Lesson #5: The bad guys get to vote and although facing their own serious economic and demographic conflicts, these four partners in mayhem—Iran, North Korea, China and Russia– are serious and ruthless.
Lesson #5: Putting together a sound security strategy takes time. Congress has to complete defense bills on time, irrespective of other spending bills. The annual DoD appropriations bill can no longer be held hostage to a broken budget process, as all appropriation bills have only been successfully completed four times since 1977.
Lesson #6: The West is in this together. And without everyone pulling their weight, we cannot succeed. Our allies should emulate the Republic of Korea, Israel, and Poland, for example, and step up in defending Western civilization, not the least of which also requires a halt to the massive largely unlawful migration including jihadis and criminal cartels into the West, both in Europe and the Americas.
Hopefully, as we look to re-establish deterrence, the United States should jettison what Israel missile defense expert Uzi Rubin has called “fortune cookie analysis” when putting together the country’s security policy. This will require getting the future right but also correctly explaining the past and the present.
For example, rollback, not “containment,” broke apart the USSR. China’s “rise” is not “peaceful.’ There is no “peace process” in the Middle East involving Iran or the “Palestinians.” “Denuclearization” or Nuclear global zero is not just a pipedream but it pushes the US and its allies down blind dead ends seeking deals that are simply not in the making. “Globalization” has seriously harmed American interests no matter how many rich folks claim the opposite at Davos each year. Keeping your nation totally “vulnerable” to missile strikes is not the “cornerstone” of US security. Islam and sharia law do not represent “a religion of peace.” There is no cooperate “climate and energy” road to travel with China given Xi is now building or approved for building 180 GW of coal fired power, more than the entirety the US now has in place. Similarly making energy scarce, expensive and hard to acquire doesn’t make sense when half of Africa has no access to electricity. Moving our jobs to China is not “free trade.”
Our future security policy will require choices, but it has always been so. Keeping our eye on the ball is job #1 and that requires a correct appraisal of the world. George Kennan, in his memoir, said the agreement at Yalta was very successful. He wrote: “Yalta, whatever the future may bring forth, will always stand out as a gigantic step forward toward the ultimate establishment of a peaceful and orderly world.” He continued: “The Russians don’t want to invade anyone. It’s not in their tradition.”

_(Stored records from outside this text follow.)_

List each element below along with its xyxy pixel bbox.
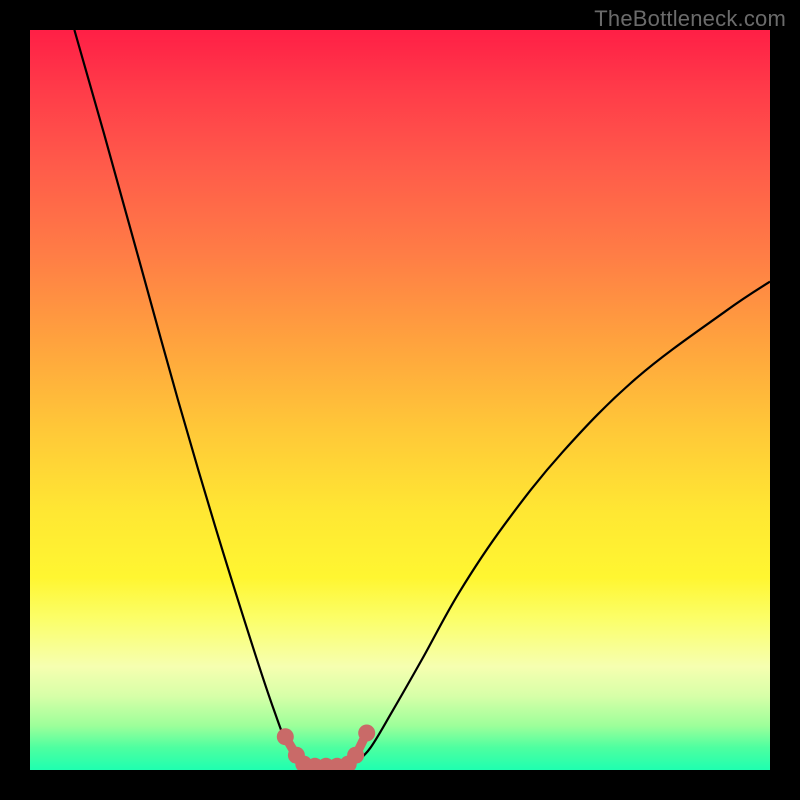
plot-area [30, 30, 770, 770]
watermark-text: TheBottleneck.com [594, 6, 786, 32]
chart-frame: TheBottleneck.com [0, 0, 800, 800]
curve-left [74, 30, 303, 763]
valley-dot [358, 725, 375, 742]
curve-right [356, 282, 770, 763]
valley-dot [277, 728, 294, 745]
valley-dot [347, 747, 364, 764]
chart-svg [30, 30, 770, 770]
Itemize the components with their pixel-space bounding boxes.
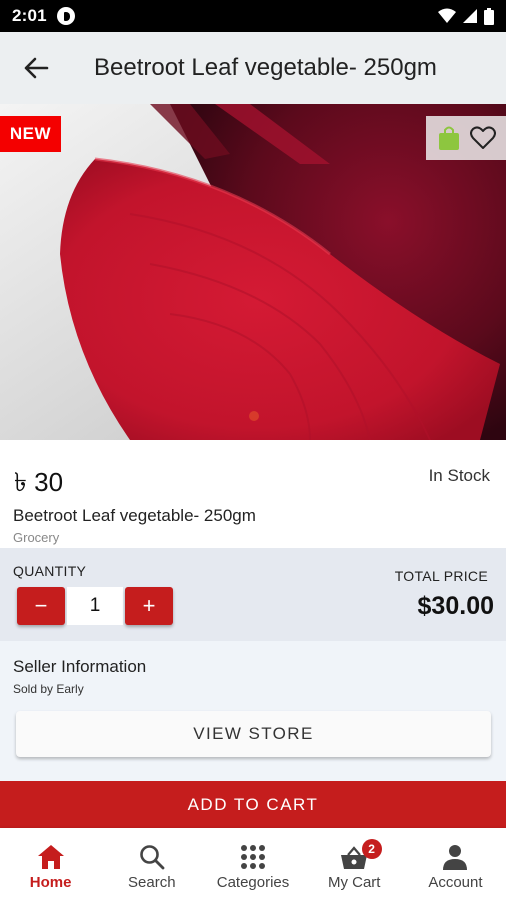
heart-icon (470, 126, 496, 149)
nav-search[interactable]: Search (101, 828, 202, 900)
total-price-label: TOTAL PRICE (394, 568, 488, 584)
increase-quantity-button[interactable]: + (125, 587, 173, 625)
new-badge: NEW (0, 116, 61, 152)
nav-home[interactable]: Home (0, 828, 101, 900)
decrease-quantity-button[interactable]: − (17, 587, 65, 625)
quantity-panel: QUANTITY − 1 + TOTAL PRICE $30.00 (0, 548, 506, 641)
hero-actions (426, 116, 506, 160)
seller-title: Seller Information (13, 657, 147, 676)
product-image-carousel[interactable]: NEW (0, 104, 506, 440)
bottom-nav: Home Search Categories 2 My Cart Account (0, 828, 506, 900)
total-price-value: $30.00 (417, 592, 494, 620)
seller-name: Sold by Early (13, 682, 84, 696)
battery-icon (484, 7, 494, 25)
quantity-value[interactable]: 1 (67, 587, 123, 625)
nav-my-cart-label: My Cart (327, 874, 381, 891)
share-button[interactable] (434, 123, 464, 153)
app-bar: Beetroot Leaf vegetable- 250gm (0, 32, 506, 104)
back-button[interactable] (0, 32, 72, 104)
nav-categories-label: Categories (216, 874, 290, 891)
status-time: 2:01 (12, 6, 47, 25)
product-info: ৳ 30 In Stock Beetroot Leaf vegetable- 2… (0, 440, 506, 548)
home-icon (37, 845, 64, 869)
view-store-button[interactable]: VIEW STORE (16, 711, 491, 757)
person-icon (443, 845, 468, 870)
nav-account[interactable]: Account (405, 828, 506, 900)
carousel-indicator[interactable] (249, 411, 259, 421)
product-name: Beetroot Leaf vegetable- 250gm (13, 506, 256, 525)
wifi-icon (438, 8, 456, 23)
search-icon (139, 845, 165, 870)
wishlist-button[interactable] (468, 123, 498, 153)
app-notification-icon (56, 7, 75, 25)
nav-search-label: Search (128, 874, 176, 891)
stock-status: In Stock (428, 466, 490, 485)
status-bar: 2:01 (0, 0, 506, 32)
add-to-cart-button[interactable]: ADD TO CART (0, 781, 506, 828)
cart-count-badge: 2 (361, 839, 382, 859)
grid-icon (241, 845, 265, 869)
nav-categories[interactable]: Categories (202, 828, 303, 900)
page-title: Beetroot Leaf vegetable- 250gm (94, 54, 437, 81)
quantity-label: QUANTITY (13, 563, 87, 579)
product-price: ৳ 30 (14, 467, 64, 497)
arrow-back-icon (24, 57, 49, 79)
product-category: Grocery (13, 530, 60, 545)
signal-icon (463, 9, 477, 23)
nav-home-label: Home (29, 874, 72, 891)
shopping-bag-icon (439, 126, 459, 150)
status-icons (438, 7, 494, 25)
nav-my-cart[interactable]: 2 My Cart (304, 828, 405, 900)
nav-account-label: Account (428, 874, 483, 891)
seller-section: Seller Information Sold by Early VIEW ST… (0, 641, 506, 781)
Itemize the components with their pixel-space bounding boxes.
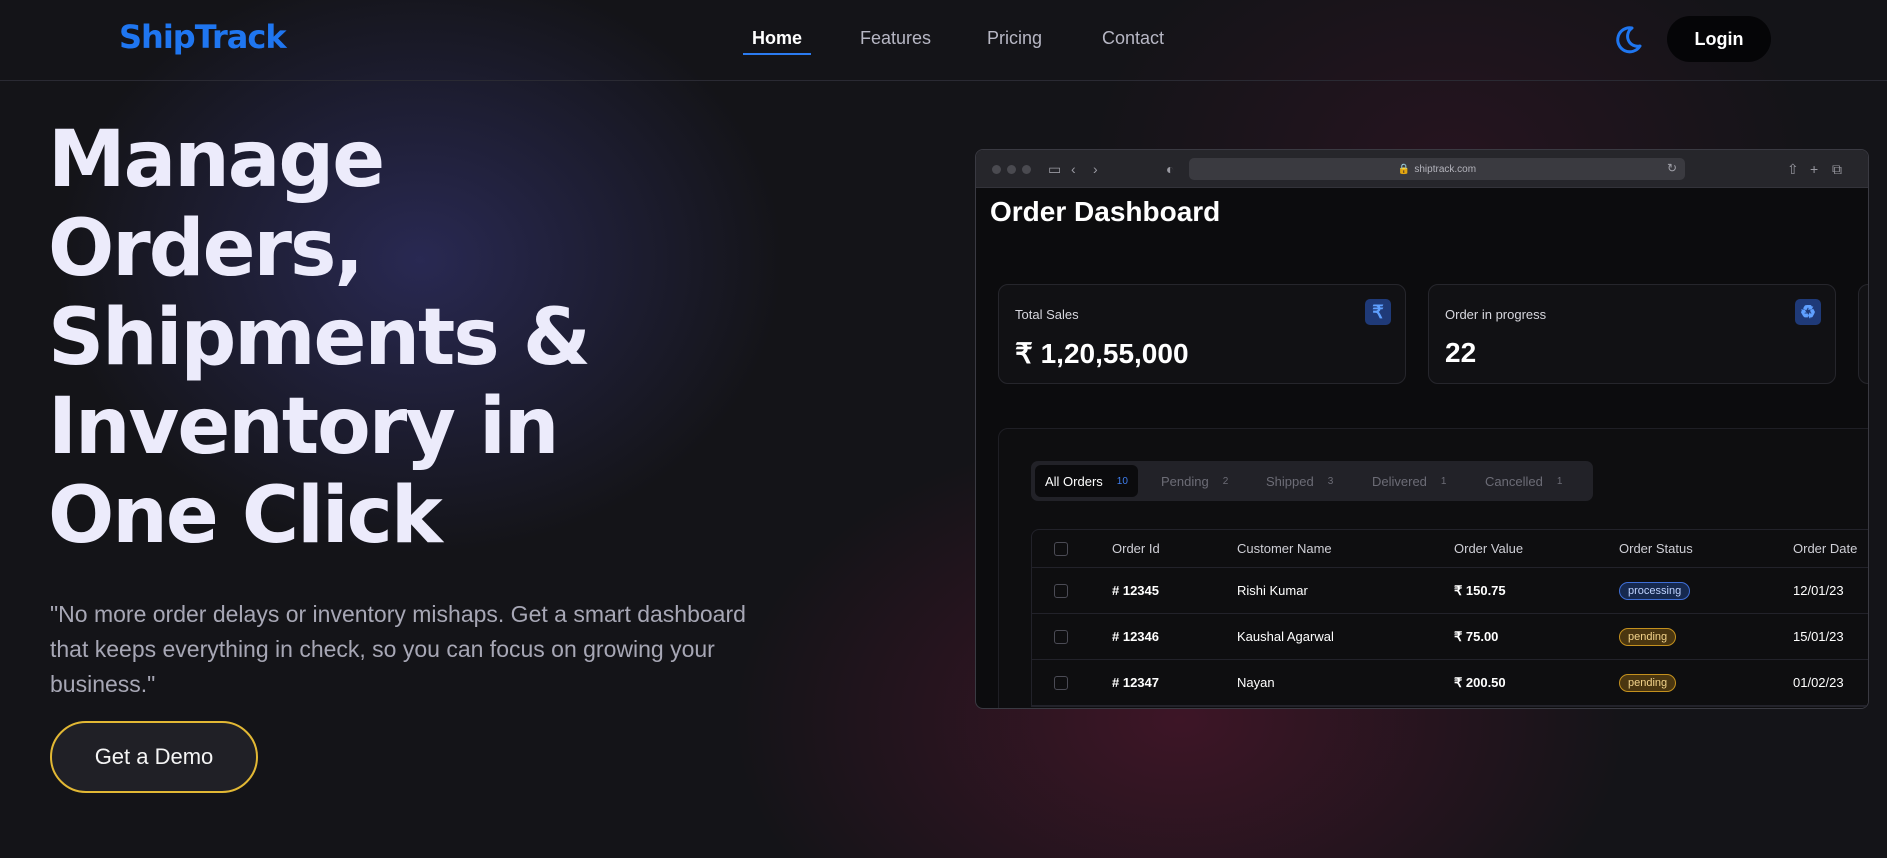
header-order-value: Order Value — [1454, 541, 1524, 556]
recycle-icon: ♻ — [1795, 299, 1821, 325]
tab-label: Cancelled — [1485, 473, 1543, 489]
order-date: 15/01/23 — [1793, 629, 1844, 644]
window-dot — [1007, 165, 1016, 174]
tab-label: Shipped — [1266, 473, 1314, 489]
row-checkbox[interactable] — [1054, 629, 1068, 644]
table-row[interactable]: # 12345 Rishi Kumar ₹ 150.75 processing … — [1032, 568, 1868, 614]
tab-count: 3 — [1327, 475, 1334, 487]
tab-count: 1 — [1556, 475, 1563, 487]
browser-toolbar: ▭ ‹ › ◐ 🔒 shiptrack.com ↻ ⇧ + ⧉ — [976, 150, 1868, 188]
select-all-checkbox[interactable] — [1054, 541, 1068, 556]
tab-pending[interactable]: Pending 2 — [1161, 465, 1228, 497]
tab-label: All Orders — [1045, 473, 1103, 489]
stat-card-orders-in-progress: Order in progress 22 ♻ — [1428, 284, 1836, 384]
order-id: # 12347 — [1112, 675, 1159, 690]
forward-icon: › — [1093, 161, 1098, 177]
orders-table: Order Id Customer Name Order Value Order… — [1031, 529, 1868, 707]
privacy-shield-icon: ◐ — [1166, 161, 1175, 177]
order-status-cell: pending — [1619, 614, 1677, 659]
row-select-cell — [1054, 568, 1068, 613]
login-button[interactable]: Login — [1667, 16, 1771, 62]
stat-label: Order in progress — [1445, 307, 1547, 322]
order-filter-tabs: All Orders 10 Pending 2 Shipped 3 Delive… — [1031, 461, 1593, 501]
status-badge: processing — [1619, 581, 1691, 600]
stat-value: 22 — [1445, 337, 1477, 368]
address-url: shiptrack.com — [1414, 163, 1477, 175]
nav-link-features[interactable]: Features — [860, 28, 931, 49]
order-date: 12/01/23 — [1793, 583, 1844, 598]
new-tab-icon: + — [1810, 161, 1819, 177]
stat-value: ₹ 1,20,55,000 — [1015, 338, 1189, 369]
order-id: # 12346 — [1112, 629, 1159, 644]
tab-label: Delivered — [1372, 473, 1427, 489]
reload-icon: ↻ — [1666, 161, 1677, 175]
row-select-cell — [1054, 614, 1068, 659]
status-badge: pending — [1619, 673, 1677, 692]
navbar: ShipTrack Home Features Pricing Contact … — [0, 0, 1887, 81]
share-icon: ⇧ — [1787, 161, 1799, 177]
nav-link-contact[interactable]: Contact — [1102, 28, 1164, 49]
tab-count: 1 — [1440, 475, 1447, 487]
tabs-overview-icon: ⧉ — [1832, 161, 1842, 177]
table-header-row: Order Id Customer Name Order Value Order… — [1032, 530, 1868, 568]
lock-icon: 🔒 — [1397, 163, 1411, 175]
header-cell-select — [1054, 530, 1068, 567]
moon-icon[interactable] — [1612, 24, 1644, 56]
orders-panel: All Orders 10 Pending 2 Shipped 3 Delive… — [998, 428, 1868, 708]
order-value: ₹ 150.75 — [1454, 582, 1506, 598]
sidebar-toggle-icon: ▭ — [1048, 161, 1062, 177]
row-select-cell — [1054, 660, 1068, 705]
address-bar: 🔒 shiptrack.com ↻ — [1189, 158, 1685, 180]
logo[interactable]: ShipTrack — [119, 18, 287, 56]
dashboard-title: Order Dashboard — [990, 196, 1221, 227]
header-order-status: Order Status — [1619, 541, 1693, 556]
hero-title-line: Orders, — [48, 204, 364, 294]
hero-title-line: Manage — [48, 115, 385, 205]
stat-label: Total Sales — [1015, 307, 1079, 322]
order-date: 01/02/23 — [1793, 675, 1844, 690]
order-value: ₹ 200.50 — [1454, 674, 1506, 690]
header-order-id: Order Id — [1112, 541, 1160, 556]
window-dot — [992, 165, 1001, 174]
stat-card-partial — [1858, 284, 1868, 384]
tab-count: 2 — [1222, 475, 1229, 487]
order-value: ₹ 75.00 — [1454, 628, 1499, 644]
row-checkbox[interactable] — [1054, 675, 1068, 690]
status-badge: pending — [1619, 627, 1677, 646]
table-row[interactable]: # 12347 Nayan ₹ 200.50 pending 01/02/23 — [1032, 660, 1868, 706]
customer-name: Nayan — [1237, 675, 1275, 690]
back-icon: ‹ — [1071, 161, 1076, 177]
order-status-cell: pending — [1619, 660, 1677, 705]
browser-mockup: ▭ ‹ › ◐ 🔒 shiptrack.com ↻ ⇧ + ⧉ Order Da… — [975, 149, 1869, 709]
nav-active-underline — [743, 53, 811, 55]
header-order-date: Order Date — [1793, 541, 1858, 556]
hero-title-line: One Click — [48, 471, 443, 561]
nav-link-home[interactable]: Home — [752, 28, 802, 49]
order-status-cell: processing — [1619, 568, 1691, 613]
nav-link-pricing[interactable]: Pricing — [987, 28, 1042, 49]
table-row[interactable]: # 12346 Kaushal Agarwal ₹ 75.00 pending … — [1032, 614, 1868, 660]
hero-subtitle: "No more order delays or inventory misha… — [50, 601, 746, 697]
tab-count: 10 — [1116, 475, 1128, 487]
tab-shipped[interactable]: Shipped 3 — [1266, 465, 1333, 497]
order-id: # 12345 — [1112, 583, 1159, 598]
customer-name: Rishi Kumar — [1237, 583, 1308, 598]
hero-title: Manage Orders, Shipments & Inventory in … — [48, 116, 748, 561]
customer-name: Kaushal Agarwal — [1237, 629, 1334, 644]
tab-cancelled[interactable]: Cancelled 1 — [1485, 465, 1562, 497]
tab-all-orders[interactable]: All Orders 10 — [1035, 465, 1138, 497]
rupee-icon: ₹ — [1365, 299, 1391, 325]
window-dot — [1022, 165, 1031, 174]
hero-title-line: Inventory in — [48, 382, 559, 472]
get-demo-button[interactable]: Get a Demo — [50, 721, 258, 793]
header-customer-name: Customer Name — [1237, 541, 1332, 556]
stat-card-total-sales: Total Sales ₹ 1,20,55,000 ₹ — [998, 284, 1406, 384]
tab-label: Pending — [1161, 473, 1209, 489]
hero-title-line: Shipments & — [48, 293, 591, 383]
row-checkbox[interactable] — [1054, 583, 1068, 598]
tab-delivered[interactable]: Delivered 1 — [1372, 465, 1446, 497]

British Foreign Secretary Michael Stewart echoed these views: “The Russians will not invade Czechoslovakia. They have changed too much since Hungary in 1956.”And President James Carter: “It’s difficult to understand why the Soviets took this action.” Speaking to members of Congress in a White House briefing on Moscow’s invasion of Afghanistan. ”I think they probably underestimated the adverse reaction from around the world.” And about Georgia, former Secretary of State Condoleezza Rice concluded: “Everybody is now questioning Russia’s worthiness as a partner. They’ve come out of this badly. And I think it could help deter them from trying something like that again.